Tuesday, June 17, 2008

Iraq: Following the Money

"Follow the money." -- Deep Throat, to Bob Woodward, behind the orange glow of a cigarette in an unlit parking garage, Washington, DC, 1972.

While America has been enthralled with the Democratic primaries, the general election, the NBA playoffs, and Tiger Woods' post-knee surgery exploits, a lot of really neat stuff has been going on in Iraq.

U.S. troop casualties are at record lows, Iraqi army/police casualties are at record lows, and Iraqi civilian casualties are at record lows, too (despite the persistent but increasingly rare spectacular attacks like the one that claimed 51 lives in Baghdad today). Signs of normalcy return to Baghdad and other cities day by day, and public opinion polls show increased confidence in Prime Minister Maliki (thanks in large part to the success of recent operations in Basra, Mosul, and Sadr City) as well as increased optimism for the future. More Gulf Arab states are formalizing diplomatic relationships with Iraq in the form of embassies and consulates that have been closed since 2003 or 2004 due to security concerns.

As General Petraeus is quick to remind us, however, all these security gains are "fragile and reversible." He's right.

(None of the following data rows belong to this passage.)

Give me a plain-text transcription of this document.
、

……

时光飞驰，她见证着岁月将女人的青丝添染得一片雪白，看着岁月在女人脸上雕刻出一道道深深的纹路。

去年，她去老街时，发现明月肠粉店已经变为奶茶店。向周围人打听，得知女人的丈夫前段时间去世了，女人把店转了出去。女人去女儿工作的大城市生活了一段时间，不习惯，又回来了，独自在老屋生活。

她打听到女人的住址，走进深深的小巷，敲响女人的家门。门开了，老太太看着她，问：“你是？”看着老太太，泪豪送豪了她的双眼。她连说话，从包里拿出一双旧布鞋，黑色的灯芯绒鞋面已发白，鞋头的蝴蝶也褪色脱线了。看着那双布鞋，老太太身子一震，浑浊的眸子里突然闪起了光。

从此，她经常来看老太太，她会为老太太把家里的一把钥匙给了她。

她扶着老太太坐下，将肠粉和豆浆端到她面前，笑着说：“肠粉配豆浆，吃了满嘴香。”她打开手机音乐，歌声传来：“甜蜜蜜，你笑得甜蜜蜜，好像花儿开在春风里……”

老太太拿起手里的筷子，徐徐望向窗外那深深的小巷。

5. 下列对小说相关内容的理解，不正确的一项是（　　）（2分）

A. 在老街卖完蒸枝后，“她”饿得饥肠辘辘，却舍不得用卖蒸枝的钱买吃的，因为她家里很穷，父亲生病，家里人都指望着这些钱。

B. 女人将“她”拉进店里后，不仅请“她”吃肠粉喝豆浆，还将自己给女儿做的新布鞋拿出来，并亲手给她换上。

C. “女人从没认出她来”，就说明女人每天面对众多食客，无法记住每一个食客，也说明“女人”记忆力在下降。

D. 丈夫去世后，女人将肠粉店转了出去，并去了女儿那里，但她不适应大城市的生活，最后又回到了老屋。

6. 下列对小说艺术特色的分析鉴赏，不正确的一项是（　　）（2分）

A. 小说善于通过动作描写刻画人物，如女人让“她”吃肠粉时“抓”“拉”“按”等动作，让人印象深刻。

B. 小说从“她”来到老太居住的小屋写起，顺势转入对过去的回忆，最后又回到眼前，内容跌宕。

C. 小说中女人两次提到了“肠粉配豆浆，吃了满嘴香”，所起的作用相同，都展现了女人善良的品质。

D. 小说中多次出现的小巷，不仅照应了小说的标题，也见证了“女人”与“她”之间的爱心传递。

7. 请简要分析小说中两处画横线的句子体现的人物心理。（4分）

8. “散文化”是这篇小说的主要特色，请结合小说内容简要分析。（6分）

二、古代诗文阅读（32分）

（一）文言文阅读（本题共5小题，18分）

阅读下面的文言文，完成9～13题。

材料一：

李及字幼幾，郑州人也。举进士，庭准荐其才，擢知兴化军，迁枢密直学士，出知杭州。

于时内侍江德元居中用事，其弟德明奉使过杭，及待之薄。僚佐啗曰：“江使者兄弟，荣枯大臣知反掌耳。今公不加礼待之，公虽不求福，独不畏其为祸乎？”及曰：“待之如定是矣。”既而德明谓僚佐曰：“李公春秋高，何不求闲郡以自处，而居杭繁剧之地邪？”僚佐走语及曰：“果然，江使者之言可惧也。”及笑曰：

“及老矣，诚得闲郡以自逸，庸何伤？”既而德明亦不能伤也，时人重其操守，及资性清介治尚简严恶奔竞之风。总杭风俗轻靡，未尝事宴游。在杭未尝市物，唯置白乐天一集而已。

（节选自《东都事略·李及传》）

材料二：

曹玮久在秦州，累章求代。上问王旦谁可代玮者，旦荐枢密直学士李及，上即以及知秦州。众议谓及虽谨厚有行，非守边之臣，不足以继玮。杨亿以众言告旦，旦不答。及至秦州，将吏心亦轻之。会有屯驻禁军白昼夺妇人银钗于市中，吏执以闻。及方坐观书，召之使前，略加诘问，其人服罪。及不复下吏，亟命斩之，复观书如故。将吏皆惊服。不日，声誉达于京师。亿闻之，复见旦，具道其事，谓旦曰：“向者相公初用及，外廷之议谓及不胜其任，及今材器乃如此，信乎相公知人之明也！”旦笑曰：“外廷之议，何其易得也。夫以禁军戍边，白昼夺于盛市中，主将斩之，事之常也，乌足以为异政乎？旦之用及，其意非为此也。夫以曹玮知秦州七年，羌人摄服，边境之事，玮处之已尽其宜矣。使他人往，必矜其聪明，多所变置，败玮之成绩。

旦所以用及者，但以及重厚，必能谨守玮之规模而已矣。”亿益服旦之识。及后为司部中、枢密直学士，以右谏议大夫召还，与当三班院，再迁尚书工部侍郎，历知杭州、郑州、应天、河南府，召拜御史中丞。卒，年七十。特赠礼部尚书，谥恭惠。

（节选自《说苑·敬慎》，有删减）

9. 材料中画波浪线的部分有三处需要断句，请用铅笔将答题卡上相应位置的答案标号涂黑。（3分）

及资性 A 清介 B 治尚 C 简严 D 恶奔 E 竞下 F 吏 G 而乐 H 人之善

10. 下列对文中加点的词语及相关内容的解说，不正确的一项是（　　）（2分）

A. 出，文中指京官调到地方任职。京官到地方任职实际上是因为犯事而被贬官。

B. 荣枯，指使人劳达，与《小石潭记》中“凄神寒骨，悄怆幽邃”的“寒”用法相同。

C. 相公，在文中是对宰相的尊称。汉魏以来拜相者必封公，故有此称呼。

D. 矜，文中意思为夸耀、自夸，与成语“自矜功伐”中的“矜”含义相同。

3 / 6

What's just as important -- maybe even more so -- for Iraq's long-term success as a prosperous democracy in the heart of the Middle East -- is the Foreign Direct Investment (FDI) that will bring an improved job market and better consumer options for Iraqis. (Remember, debriefs of detained insurgents have consistently shown that financial considerations have driven more insurgent behavior than have any other single motive).

Guess what?

The FDI trickle is starting to become a flow, and it matters. (http://www.usatoday.com/printedition/news/20080617/1a_lede17_dom.art.htm) With every dollar of foreign investment that comes in, more and more international actors have a key stake in the future success and stability of Iraq. More Iraqis have sources of employment and entrepreneurial opportunities. That strengthens civil society.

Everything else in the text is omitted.